At the age of fifteen, a fervent Hitler Youth graduate, as indeed was almost the entire youth of the country after twelve years of Hitler, he had commanded a small unit of children younger than himself and old men over seventy. His mission, armed with one Panzerfaust and three bolt-action rifles, had been to stop the columns of General George Patton’s tanks. Not surprisingly, he had failed, and spent his adolescence in Bavaria under American occupation, which he hated. He had little time for his mother, a religious fanatic who wanted him to become a priest. At seventeen he ran away, crossed the French frontier at Strasbourg, and signed on in the Foreign Legion at the recruiting office sited in Strasbourg for the purpose of picking up runaway Germans and Belgians. After a year in Sidi Bel Abbés, he went with the expeditionary force to Indochina. Eight years and Dien Bien Phu later, with a lung removed by surgeons at Tourane (Danang), fortunately unable to watch the final humiliation in Hanoi, he was flown back to France. After recuperation he was sent to Algeria in 1958 as a top sergeant in the elite of the elite of the French colonial army, the 1er Régiment Étranger Parachutistes. He was one of a handful who had already survived the utter destruction of the 1er REP twice in Indochina, when it was at battalion size and later at regiment size. He revered only two men, Colonel Roger Faulques, who had been in the original Compagnie Étrangère Parachutistes when, at company strength, it had been wiped out the first time, and Commandant Le Bras, another veteran, who now commanded the Garde Républicaine of the Republic of Gabon and kept that uranium-rich state safe for France. Even Colonel Marc Rodin, who had once commanded him, had lost his respect when the OAS finally crumbled.

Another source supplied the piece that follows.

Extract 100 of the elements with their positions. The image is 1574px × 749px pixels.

Semmler had been in the 1er REP when it marched to a man into perdition in the putsch of Algiers and was later disbanded permanently by Charles de Gaulle. He had followed where his French officers had led, and later, picked up just after Algerian independence in Marseilles in September 1962, had served two years in prison. His four rows of campaign ribbons had saved him from worse. A civilian for the first time in twenty years in 1964, he had been contacted by a former cellmate with a proposition—to join him in a smuggling operation in the Mediterranean. For three years, apart from one spent in an Italian jail, he had run spirits, gold, and occasionally arms from one end of the Mediterranean to the other. He had been making a fortune on the Italy-Yugoslavia cigarette run when his partner had double-crossed the buyers and the sellers at the same time, pointed the finger at Semmler, and vanished with the money. Wanted by a lot of belligerent gentlemen, Semmler had hitched a lift by sea to Spain, ridden a series of buses to Lisbon, contacted an arms-dealer friend, and taken passage to the African war, about which he had read in the papers. Shannon had taken him like a shot, for with sixteen years of combat he was more experienced than all of them in jungle warfare. He too dozed on the flight to Libreville.